Члены правления, сидящие за столом, кивают как ослы в знак согласия — все, за исключением отца Грина, наклонившего голову набок с выражением созерцательности, как будто он с упоением вдыхает аромат весеннего луга, и кроме незнакомого лысого мужчины, на которого теперь падает взгляд Автоматора.
— Да, да, так… — Он пролистывает бумаги, лежащие у него на столе, и находит нужный документ из трех или четырех скрепленных страниц. — Говард, это Вивиан Вичерли, мой бывший одноклассник. Он вместе с отцом Кейси составил для вас эту бумагу, которую вам нужно подписать.
— Что это такое?
— Это ваш новый контракт. Я рад предложить вам должность первого в истории Сибрука школьного архивариуса. Она не будет мешать вашим текущим учительским обязанностям. Оклад не то чтобы заоблачный, но все-таки стабильный. Рабочее время — по вашему усмотрению, поле научной деятельности — тоже по вашему выбору и желанию…
Говард молча просматривает текст договора: перечень служебных обязанностей, размер заработной платы… А потом, ближе к концу, его внимание привлекает коротенький абзац…
— Это положение о конфиденциальности. Должно быть, вы знакомы с подобным пунктом, если еще не забыли о своей работе в Сити. Подписывая контракт, вы обязуетесь перед законом не разглашать никакой секретной информации, имеющей отношение к делам школы, в том числе касающейся того, что мы обсуждали сегодня здесь.

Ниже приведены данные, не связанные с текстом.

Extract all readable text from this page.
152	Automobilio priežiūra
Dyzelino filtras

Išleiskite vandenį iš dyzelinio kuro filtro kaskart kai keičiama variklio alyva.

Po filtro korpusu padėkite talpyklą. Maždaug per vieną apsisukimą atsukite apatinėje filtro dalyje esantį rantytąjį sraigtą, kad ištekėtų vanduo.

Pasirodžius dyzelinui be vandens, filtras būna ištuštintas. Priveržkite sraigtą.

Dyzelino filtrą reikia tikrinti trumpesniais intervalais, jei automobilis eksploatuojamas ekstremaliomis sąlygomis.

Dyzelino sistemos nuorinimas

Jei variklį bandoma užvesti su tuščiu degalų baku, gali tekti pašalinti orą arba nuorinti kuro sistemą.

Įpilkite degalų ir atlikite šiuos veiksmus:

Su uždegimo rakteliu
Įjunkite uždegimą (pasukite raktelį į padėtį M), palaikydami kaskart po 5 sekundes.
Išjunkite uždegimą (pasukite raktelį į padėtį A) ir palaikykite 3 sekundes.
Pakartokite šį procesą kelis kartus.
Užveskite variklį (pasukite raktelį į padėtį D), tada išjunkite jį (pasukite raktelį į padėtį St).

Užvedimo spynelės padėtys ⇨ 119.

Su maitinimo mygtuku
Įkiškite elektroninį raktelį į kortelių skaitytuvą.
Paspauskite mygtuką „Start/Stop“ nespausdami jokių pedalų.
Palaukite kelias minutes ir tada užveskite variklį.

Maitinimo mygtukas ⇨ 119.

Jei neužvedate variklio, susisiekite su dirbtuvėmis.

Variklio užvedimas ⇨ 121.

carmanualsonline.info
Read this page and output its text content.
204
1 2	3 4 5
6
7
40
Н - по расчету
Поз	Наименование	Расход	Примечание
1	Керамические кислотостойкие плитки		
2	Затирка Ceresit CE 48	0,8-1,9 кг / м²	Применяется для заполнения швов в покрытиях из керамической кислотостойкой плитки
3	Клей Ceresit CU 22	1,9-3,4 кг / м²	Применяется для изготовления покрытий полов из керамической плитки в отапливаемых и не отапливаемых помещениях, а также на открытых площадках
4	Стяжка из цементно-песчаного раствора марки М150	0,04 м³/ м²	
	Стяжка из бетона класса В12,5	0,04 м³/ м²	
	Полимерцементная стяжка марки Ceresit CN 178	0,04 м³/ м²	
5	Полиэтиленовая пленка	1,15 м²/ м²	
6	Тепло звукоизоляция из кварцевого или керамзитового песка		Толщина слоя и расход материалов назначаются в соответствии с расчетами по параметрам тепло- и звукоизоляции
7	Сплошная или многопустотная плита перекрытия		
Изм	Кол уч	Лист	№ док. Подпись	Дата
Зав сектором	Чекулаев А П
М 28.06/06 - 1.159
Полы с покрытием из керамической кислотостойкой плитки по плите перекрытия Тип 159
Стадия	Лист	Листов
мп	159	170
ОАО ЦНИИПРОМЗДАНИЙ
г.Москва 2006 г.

Говард смотрит на Автоматора с глупым выражением лица:
— Вы это серьезно?
— Это простая предосторожность, Говард: я хочу быть уверен, что все наши тылы надежно защищены. Вам нет нужды торопиться с принятием решения. Возьмите этот договор домой, поразмыслите на досуге. Если вы решите отвергнуть его — что ж, это сделает вам честь, я никак не смогу воспрепятствовать вам. Я нисколько не сомневаюсь, что вы без труда найдете работу в другом месте. В Сент-Энтони сейчас имеются вакансии — там как раз на прошлой неделе учителя зарезали.
— Грег, я не могу поверить, что вы так со мной поступаете, — мягким тоном говорит Говард.
— Я же сказал, Говард: все зависит от вас. Здесь, в Сибруке, мы проявляем заботу друг о друге, Будете играть по правилам, слушаться капитана — и мы всегда найдем для вас местечко в своей команде. Но если вы отворачиваетесь от своей школы, когда она совершила плохой бросок мяча… Тогда и она вправе от вас отвернуться, не так ли?
Онемевшими пальцами Говард снова пролистывает страницы плотно набранного, трудного для понимания текста, пока снова не доходит до последнего абзаца, где видит собственное имя с чертой для подписи и уже проставленную дату. Он чувствует, как все украдкой бросают на него взгляды, словно подстегивая его, подталкивая, как чужие тела в переполненном лифте.
И в этой уплотнившейся атмосфере вдруг звучит голос отца Грина, будто колокол с нотками веселого перезвона:
— А будет ли Бог оповещен о том, что произошло?
Вокруг стола пробегает раздраженный ропот. Священник перефразирует свой вопрос:
— Я лишь спрашиваю в порядке протокола: требует ли наше соглашение о конфиденциальности, чтобы в день Страшного Суда, когда Господь спросит нас за наши грехи, мы продолжали хранить молчание о случившемся?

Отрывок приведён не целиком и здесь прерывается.